For all of you reading this, I love that you talked about the craziness. A lot of people are going to say that you’re crazy because they don’t see things the way you see them. You’re seeing a vision that most of your peers, most of your associates, most of your family members have no clue exists, but you see it. You see it because you’ve got some weird molecule afloat around in there, some gene that everybody else didn’t pick up on and that’s the entrepreneurial gene. If you have it, you cannot deny it. You can’t ignore it and eventually you’ll act on it. Don’t be afraid. Don’t think you’re too young, you’re too poor, you’re not situated right, you’re in the wrong tent. Don’t do that. Start acting on your dreams. Start having your eyes opened to an opportunity like RJ and Laverne have done. You’ll see that in a relatively short amount of time, your world can become dramatically different because you pursued that vision that you saw, that other people were missing. That’s a huge lesson on the path to becoming an Unshackled Owner. We look forward to seeing you again.
Links Mentioned:
- Laverne and RJ Cox
- Unshackled Owner Program
- Evergreen Investment Realty
- Magnify Your Wealth Conferences
About RJ Cox
Evergreen Investment Realty is managed and owned by R. J. Cox a Georgia real estate broker with over 20 years’ experience in the asset, and investment brokerage management industry. He studied at New York University where he received his Bachelors in Real Estate Sciences with a specialization in Business Management.
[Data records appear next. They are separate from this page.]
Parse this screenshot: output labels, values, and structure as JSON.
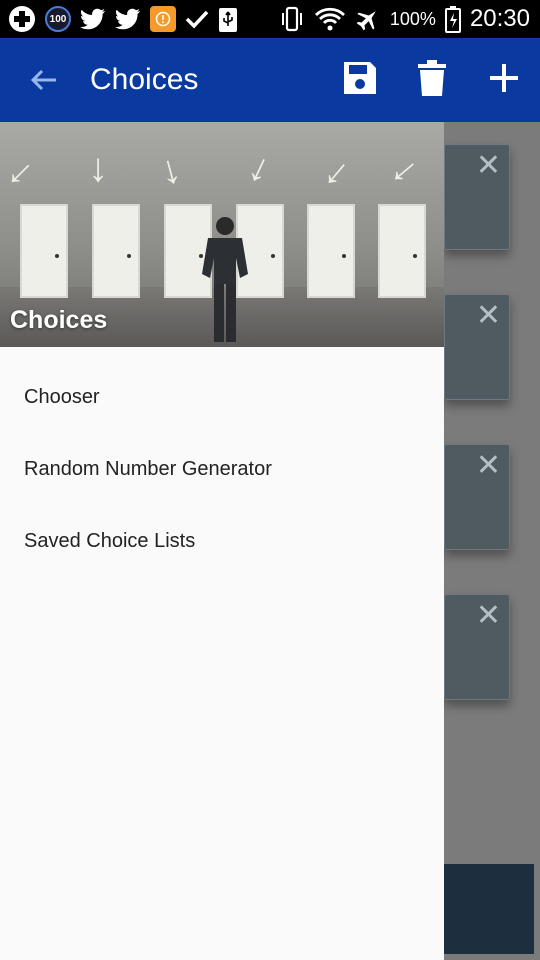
{
  "status_bar": {
    "badge": "100",
    "battery": "100%",
    "time": "20:30"
  },
  "app_bar": {
    "title": "Choices",
    "icons": [
      "back-arrow-icon",
      "save-icon",
      "delete-icon",
      "add-icon"
    ]
  },
  "drawer": {
    "header_title": "Choices",
    "items": [
      {
        "label": "Chooser"
      },
      {
        "label": "Random Number Generator"
      },
      {
        "label": "Saved Choice Lists"
      }
    ]
  },
  "colors": {
    "app_bar": "#0a3aa0",
    "drawer_bg": "#fafafa",
    "scrim": "#7b7b7b",
    "card": "#4f5a61"
  }
}
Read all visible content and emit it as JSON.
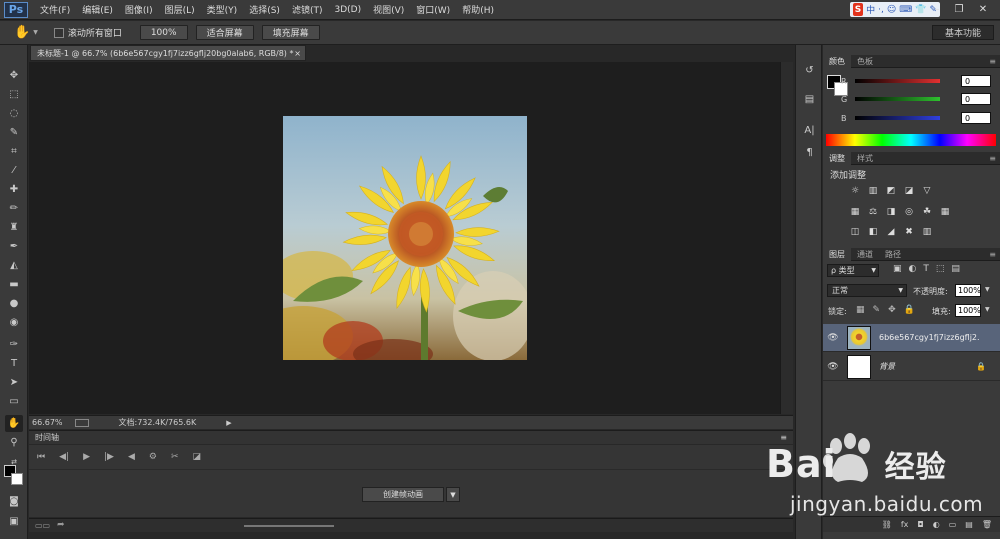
{
  "app": {
    "logo": "Ps",
    "menus": [
      "文件(F)",
      "编辑(E)",
      "图像(I)",
      "图层(L)",
      "类型(Y)",
      "选择(S)",
      "滤镜(T)",
      "3D(D)",
      "视图(V)",
      "窗口(W)",
      "帮助(H)"
    ],
    "ime": {
      "badge": "S",
      "items": [
        "中",
        "·,",
        "☺",
        "⌨",
        "👕",
        "✎"
      ]
    },
    "window_buttons": [
      "–",
      "❐",
      "✕"
    ]
  },
  "options": {
    "tool_icon": "hand-icon",
    "scroll_all_label": "滚动所有窗口",
    "btn_100": "100%",
    "btn_fit": "适合屏幕",
    "btn_fill": "填充屏幕",
    "workspace": "基本功能"
  },
  "document": {
    "tab_title": "未标题-1 @ 66.7% (6b6e567cgy1fj7izz6gflj20bg0alab6, RGB/8) *",
    "close": "×",
    "zoom": "66.67%",
    "doc_size": "文档:732.4K/765.6K"
  },
  "timeline": {
    "title": "时间轴",
    "controls": [
      "⏮",
      "◀|",
      "▶",
      "|▶",
      "◀",
      "⚙",
      "✂",
      "◪"
    ],
    "create_button": "创建帧动画",
    "dropdown": "▼"
  },
  "color_panel": {
    "tabs": [
      "颜色",
      "色板"
    ],
    "sliders": [
      {
        "label": "R",
        "value": "0",
        "color": "#e23030"
      },
      {
        "label": "G",
        "value": "0",
        "color": "#2ec12e"
      },
      {
        "label": "B",
        "value": "0",
        "color": "#3040e0"
      }
    ]
  },
  "adjust_panel": {
    "tabs": [
      "调整",
      "样式"
    ],
    "title": "添加调整",
    "row1": [
      "☼",
      "▥",
      "◩",
      "◪",
      "▽"
    ],
    "row2": [
      "▦",
      "⚖",
      "◨",
      "◎",
      "☘",
      "▦"
    ],
    "row3": [
      "◫",
      "◧",
      "◢",
      "✖",
      "▥"
    ]
  },
  "layers_panel": {
    "tabs": [
      "图层",
      "通道",
      "路径"
    ],
    "filter_label": "ρ 类型",
    "blend_mode": "正常",
    "opacity_label": "不透明度:",
    "opacity_value": "100%",
    "lock_label": "锁定:",
    "fill_label": "填充:",
    "fill_value": "100%",
    "layers": [
      {
        "name": "6b6e567cgy1fj7izz6gflj2...",
        "selected": true
      },
      {
        "name": "背景",
        "selected": false,
        "locked": true
      }
    ],
    "footer_icons": [
      "⛓",
      "fx",
      "◘",
      "◐",
      "▭",
      "▤",
      "🗑"
    ]
  },
  "watermark": {
    "brand_left": "Bai",
    "brand_right": "经验",
    "url": "jingyan.baidu.com"
  }
}
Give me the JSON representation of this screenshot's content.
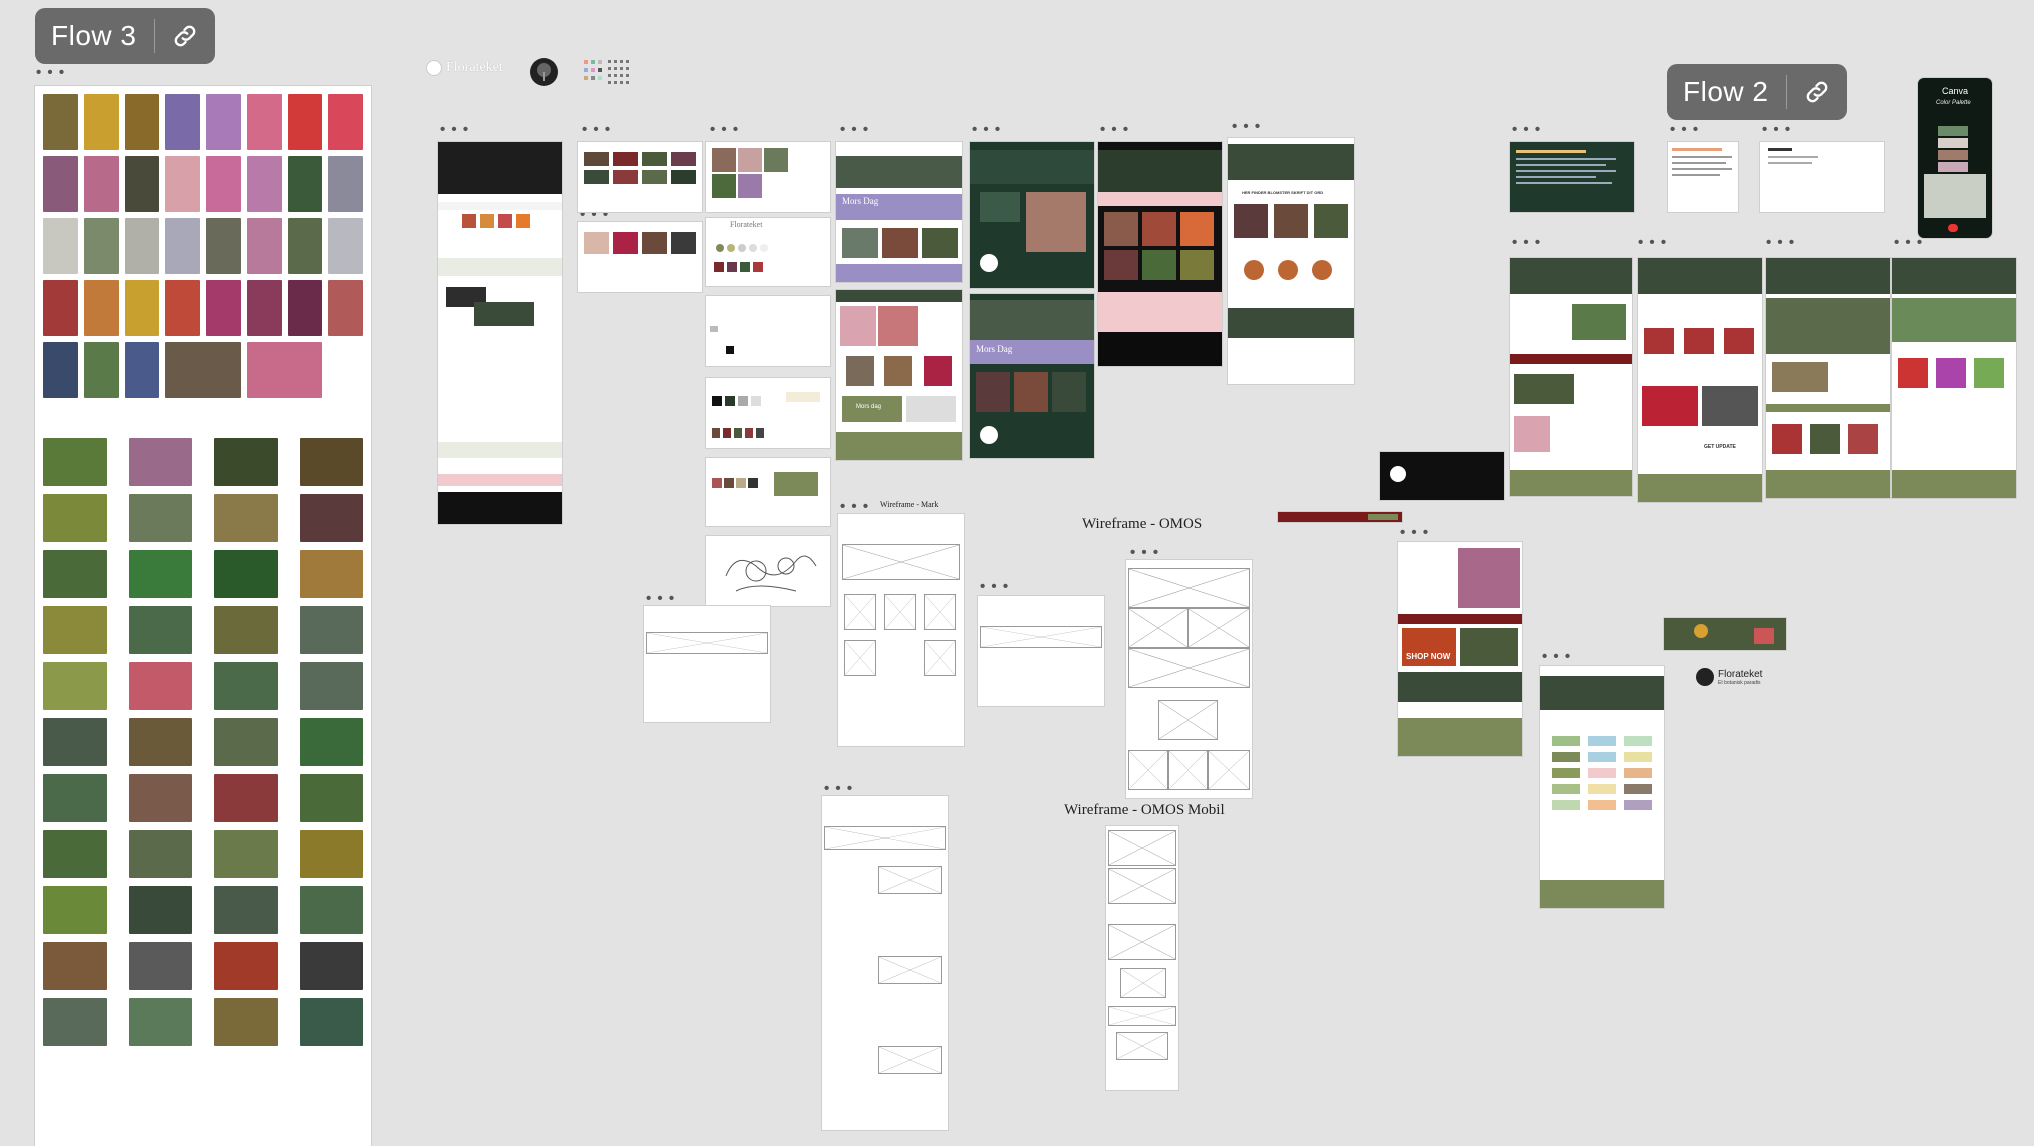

His desire to ensure real estate investments are done with an awareness to the benefit to an owner and end user speaks to his professionalism to advise for high quality investments with a commitment to a just impact in the world around us.
About Laverne Cox
LaVerne Cox, co-founded Evergreen Investment Realty. As a graduate of Baruch College with a MBA in Organizational Management with a specialization in Entrepreneurship and a Bachelors in Finance from Hofstra University. LaVerne has worked to ensure Evergreen’s systems are crafted and maintained to support the vision and mission of Evergreen Investment Realty in unlocking real estate investment opportunities that position our clients’ investment portfolio to thrive. LaVerne’s experience as an Incubation Manger, and Organizational Management Consultant has prepared her as an excellent resource for our team’s development.